Donald Trump’s deepening legal woes have rendered him a far less compelling candidate for president, Republican rival Chris Sununu has warned, as several top GOP figures spoke out against the former reality TV star’s campaign for re-election to the White House on Sunday.
“This is not the Donald Trump of 2016, don’t fool yourself,” New Hampshire’s Republican Governor Chris Sununu – a noted Trump critic – said during an interview with ABC on Sunday. “He doesn’t have the energy, he doesn’t have the fastball.”
Sununu, who is not running for president in 2024, added that Trump’s candidacy effectively boils down to him “droning on for 90 minutes in his long-form speeches about his legal battles, as opposed to talking about the future of the country.”
Polling data indicates that Trump tops the list of Republican contenders vying to challenge presumptive Democratic candidate Joe Biden next year, even as the former president remains mired in various legal issues.
However, Sununu suggests that Trump’s consistent claims of witch-hunts and political persecutions are beginning to sound hollow. “Ever seen a soap opera?” he said to ABC’s Jonathan Karl. “They get kind of boring. The only thing worse is the re-run of the soap opera. And that is what he is bringing.”

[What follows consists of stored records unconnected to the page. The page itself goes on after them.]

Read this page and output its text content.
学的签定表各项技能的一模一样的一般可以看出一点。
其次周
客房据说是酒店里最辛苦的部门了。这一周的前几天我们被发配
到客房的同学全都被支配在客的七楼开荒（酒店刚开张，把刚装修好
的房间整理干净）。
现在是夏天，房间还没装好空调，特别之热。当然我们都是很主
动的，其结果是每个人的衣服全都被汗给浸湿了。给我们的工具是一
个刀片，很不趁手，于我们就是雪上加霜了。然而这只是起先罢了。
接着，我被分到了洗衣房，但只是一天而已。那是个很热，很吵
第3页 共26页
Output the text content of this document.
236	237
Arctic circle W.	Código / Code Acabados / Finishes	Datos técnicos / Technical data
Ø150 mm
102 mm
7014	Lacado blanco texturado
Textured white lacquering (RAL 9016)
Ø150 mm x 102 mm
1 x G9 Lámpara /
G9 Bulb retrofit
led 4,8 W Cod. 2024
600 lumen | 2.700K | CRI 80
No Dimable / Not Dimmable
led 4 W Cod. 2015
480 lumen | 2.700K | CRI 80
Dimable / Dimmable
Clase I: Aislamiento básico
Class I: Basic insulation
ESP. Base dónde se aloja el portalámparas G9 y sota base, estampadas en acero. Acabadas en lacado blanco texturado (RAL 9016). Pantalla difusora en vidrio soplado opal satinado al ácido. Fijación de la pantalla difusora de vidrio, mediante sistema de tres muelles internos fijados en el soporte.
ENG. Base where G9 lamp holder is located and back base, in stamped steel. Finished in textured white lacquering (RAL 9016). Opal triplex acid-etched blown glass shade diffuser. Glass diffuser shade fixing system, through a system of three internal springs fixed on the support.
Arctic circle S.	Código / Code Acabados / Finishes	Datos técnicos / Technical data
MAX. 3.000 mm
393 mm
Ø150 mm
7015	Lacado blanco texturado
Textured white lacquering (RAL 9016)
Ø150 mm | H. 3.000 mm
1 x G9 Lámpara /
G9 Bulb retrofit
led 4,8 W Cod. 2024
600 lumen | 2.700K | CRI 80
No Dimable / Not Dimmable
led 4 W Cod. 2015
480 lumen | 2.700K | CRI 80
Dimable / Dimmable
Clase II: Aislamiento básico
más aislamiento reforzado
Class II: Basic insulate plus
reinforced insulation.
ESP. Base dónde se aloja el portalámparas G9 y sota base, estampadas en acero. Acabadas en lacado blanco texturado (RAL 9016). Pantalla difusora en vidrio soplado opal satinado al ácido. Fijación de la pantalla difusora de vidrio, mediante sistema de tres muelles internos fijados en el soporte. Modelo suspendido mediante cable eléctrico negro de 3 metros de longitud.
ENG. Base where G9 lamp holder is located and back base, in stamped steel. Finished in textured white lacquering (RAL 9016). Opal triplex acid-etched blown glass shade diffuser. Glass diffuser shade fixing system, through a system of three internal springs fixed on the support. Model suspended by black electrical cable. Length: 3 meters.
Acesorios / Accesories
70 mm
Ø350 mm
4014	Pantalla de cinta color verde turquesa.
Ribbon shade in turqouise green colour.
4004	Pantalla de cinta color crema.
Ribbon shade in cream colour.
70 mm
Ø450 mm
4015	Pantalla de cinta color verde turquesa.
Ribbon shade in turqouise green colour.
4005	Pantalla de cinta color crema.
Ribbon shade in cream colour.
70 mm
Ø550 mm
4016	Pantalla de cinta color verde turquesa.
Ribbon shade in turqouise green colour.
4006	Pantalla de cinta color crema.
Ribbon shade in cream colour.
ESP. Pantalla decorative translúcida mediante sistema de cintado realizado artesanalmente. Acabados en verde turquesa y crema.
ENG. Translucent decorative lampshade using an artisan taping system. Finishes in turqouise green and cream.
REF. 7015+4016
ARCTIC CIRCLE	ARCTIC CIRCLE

Elsewhere on Sunday, New Jersey Governor Chris Christie also joined in on the Trump pile-on. Speaking to CNN while referencing Trump’s federal indictment for allegedly illegally retaining classified government documents at his Florida estate and the subsequent claims of obstruction of justice, Christie said that “these guys were acting like the Corleones with no experience.”
Trump is also heavily linked to a separate federal indictment linked to his actions ahead of the January 6, 2021 riots at the US Capitol. He denies all wrongdoing.
Vivek Ramaswamy, the Republican presidential candidate 40 years Trump’s junior, also spoke to CNN on Sunday but said that, should Trump be convicted in the classified documents case, he would move to pardon the former president from what he described as a “politicized prosecution.”
Former South Carolina governor Nikki Haley toed a similar line on CBS on Sunday. Trump’s alleged actions, if proven true, were “incredibly dangerous to our national security” but that a presidential pardon under her administration could be in the best interests of the country.
However, addressing the charges against Trump – and perhaps even the ex-president himself – Haley added that “we have to move forward. We’ve got to quit living in the past.”
And in comments seemingly aimed at Ramaswamy’s apparent fealty to Trump, Haley added that “anybody who promises pardons during a presidential campaign is not serving our system of justice well.”